General Partnership/Joint Venture Flashcards
General Partnership
a- 2 or more persons
b- who agree expressly impliedly
c- to carry on as co-owners a business for profit.
NB: If the agreement is committed for more than a year it must be in writing.
Majority vote can make the law.
Types of business entities that can be formed without filling organizational documents with the state. ‘Pass Key’
General partnership or a Sole propertship.
Advantage easy to file
Disavantage: Unlimited liability
Difference between Joint Venture and General Partnerships
The general Partnership is an ongoing business. ‘Series of related transactions.’
The Joint Venture: Limited to a single transaction or project or a series of related transactions. ‘Not on going business’
business can be formed with only one individual owning the business
Sole Proprietorship, Limited Liability Company
In which type of business entity is the entire ownership interest most freely transferable?
Corporation
Among the business entities listed, entire ownership interests are most freely transferable in a corporation. Unless transferability is restricted by contract (restricted shares or voting trusts or voting agreements), there are no restrictions on the sale of corporate stock (the common stock represents the stockholders’ ownership interest). The right to transfer ownership interests freely is one of the advantages of the corporate form of business.

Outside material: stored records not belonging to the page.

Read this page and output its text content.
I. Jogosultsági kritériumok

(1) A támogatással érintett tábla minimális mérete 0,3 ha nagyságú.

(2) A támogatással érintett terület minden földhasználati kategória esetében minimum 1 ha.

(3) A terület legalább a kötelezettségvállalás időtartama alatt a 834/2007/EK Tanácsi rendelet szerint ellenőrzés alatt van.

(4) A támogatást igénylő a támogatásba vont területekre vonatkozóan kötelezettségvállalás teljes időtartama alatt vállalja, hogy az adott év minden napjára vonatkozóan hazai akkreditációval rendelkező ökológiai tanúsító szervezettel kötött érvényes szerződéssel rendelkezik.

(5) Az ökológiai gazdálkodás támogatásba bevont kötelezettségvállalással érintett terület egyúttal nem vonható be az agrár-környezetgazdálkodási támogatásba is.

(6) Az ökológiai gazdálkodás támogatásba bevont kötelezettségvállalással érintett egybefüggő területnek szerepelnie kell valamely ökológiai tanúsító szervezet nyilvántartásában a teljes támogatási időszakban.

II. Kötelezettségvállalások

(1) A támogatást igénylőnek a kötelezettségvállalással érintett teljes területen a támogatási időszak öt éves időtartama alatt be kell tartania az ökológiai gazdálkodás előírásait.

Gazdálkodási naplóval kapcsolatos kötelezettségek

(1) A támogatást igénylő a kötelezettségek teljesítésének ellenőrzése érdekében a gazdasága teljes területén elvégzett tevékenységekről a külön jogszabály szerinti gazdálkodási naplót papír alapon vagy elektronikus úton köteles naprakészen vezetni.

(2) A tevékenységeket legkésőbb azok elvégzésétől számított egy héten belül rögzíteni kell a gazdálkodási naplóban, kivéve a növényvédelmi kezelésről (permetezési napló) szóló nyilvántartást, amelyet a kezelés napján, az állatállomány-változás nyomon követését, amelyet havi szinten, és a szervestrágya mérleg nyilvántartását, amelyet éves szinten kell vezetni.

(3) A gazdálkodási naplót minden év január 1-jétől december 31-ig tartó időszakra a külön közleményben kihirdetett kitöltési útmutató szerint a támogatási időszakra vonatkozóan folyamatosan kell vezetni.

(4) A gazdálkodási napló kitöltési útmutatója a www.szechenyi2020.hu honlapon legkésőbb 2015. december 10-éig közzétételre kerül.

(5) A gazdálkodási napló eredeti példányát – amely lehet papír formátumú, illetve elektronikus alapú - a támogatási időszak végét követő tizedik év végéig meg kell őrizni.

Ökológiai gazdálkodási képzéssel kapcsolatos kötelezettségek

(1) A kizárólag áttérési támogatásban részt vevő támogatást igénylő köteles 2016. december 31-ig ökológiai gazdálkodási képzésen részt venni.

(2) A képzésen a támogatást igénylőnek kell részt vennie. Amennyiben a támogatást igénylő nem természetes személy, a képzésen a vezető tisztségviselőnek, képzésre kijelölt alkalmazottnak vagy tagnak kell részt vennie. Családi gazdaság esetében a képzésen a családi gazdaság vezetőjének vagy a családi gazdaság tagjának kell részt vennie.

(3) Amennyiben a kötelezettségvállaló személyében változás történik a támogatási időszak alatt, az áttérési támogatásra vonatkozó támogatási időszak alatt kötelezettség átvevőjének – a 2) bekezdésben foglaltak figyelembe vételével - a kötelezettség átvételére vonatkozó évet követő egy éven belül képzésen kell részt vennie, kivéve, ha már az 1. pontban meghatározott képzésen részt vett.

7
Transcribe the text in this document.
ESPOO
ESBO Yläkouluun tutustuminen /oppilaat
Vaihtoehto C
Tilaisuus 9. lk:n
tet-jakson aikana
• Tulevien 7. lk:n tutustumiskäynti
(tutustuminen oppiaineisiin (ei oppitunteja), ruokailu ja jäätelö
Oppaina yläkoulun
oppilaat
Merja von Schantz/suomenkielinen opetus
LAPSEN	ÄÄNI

General Partneship ‘GP’ or Joint Venture
Unless they agree otherwise, they all have an legal right to share the profit and they’ll share losses the same way they share profit.
A joint venture is a(an):
A joint venture is an association of persons engaged as co-owners in a single (special transaction) undertaking for profit. A joint venture is treated as a partnership for most important legal respects.
A joint venture is treated as a partnership and not as a corporate enterprise. A joint venture must have a profit motive.
Fanny and John each own and manage their own companies. Fanny’s business is manufacturing freight boxes of all types, and John’s business is selling freight boxes to different industries. They decide to combine their expertise and knowledge to produce and sell freight boxes specifically designed for the new airline company that just formed in their city. Which of the following best describes the business formed by the parties?
A joint venture is formed for a single business undertaking such as building and designing freight containers to be sold specifically to one company. Each company coming together in this joint venture has its own business outside of this one endeavor.
Dissociation
Is a change in a relationship of the partners caused by any partner ceasing to be associated in the carrying of the business.
If a partner wrongfly dissociates they can be sued for breach of contract.
A dissociate partner remain liable for debts incurred by partnership prior to dissociation unless there has been 3
Limited liability partnership
An LLP does not pay taxes on its earnings. Instead, the profits and losses flow through to the partners as in a general partnership. The LLP files an informational tax return like that of a general partnership. The partners may agree to have the entity managed by one or more of the partners. A partner may be another entity.
Limited liability company (LLC)
A limited liability company (LLC) is taxed as a flow-through to the owners (members). All the owners have limited personal liability and are allowed to actively participate in the management of the business. Owners are not required to be U.S. citizens or residents.
S corporation
An S corporation is taxed as a flow-through to the owners (shareholders), and all the owners have limited personal liability and are allowed to actively participate in the management of the business. However, only U.S. citizens or residents can be shareholders in an S corporation. Since one of the owners is a resident and citizen of Australia, he or she would not be able to organize the business as an S corporation
A limited partnership (LP)
A limited partnership (LP) is taxed as a flow-through to the owners (shareholders). Owners are not required to be U.S. citizens or residents. However, in a limited partnership there must be at least one limited partner and one general partner. The limited partner has limited personal liability but is not allowed to actively participate in management. The general partner is allowed to actively participate in management but does not have limited personal liability. In this situation, only one owner could have limited liability but could not participate in management of the business, and the other owner could participate in management of the business but would have personal liability for partnership debts.
C corporation
All the owners (shareholders) of a C corporation have limited personal liability and are allowed to actively participate in the management of the business. Shareholders are not required to be U.S. citizens or residents. However, a C corporation is not taxed as a flow-through entity. The corporation’s income is taxed at the corporation level and then taxed again to shareholders when dividends are distributed.
A partnership
is an agreement between two or more persons to carry on as co-owners of a business for profit; partners share management and profits and losses, not gross receipts.
Which of the following is not necessary to create an express partnership?
Execution of a written partnership agreement.
A written partnership agreement, while certainly desirable, is not usually necessary to form a valid partnership; partnership agreements are not normally subject to the statute of frauds.
A partnership is an association of two or more persons who agree to carry on as co-owners of a business for profit. Thus, an intent to carry on a business for a profit is a requirement for creating an express partnership.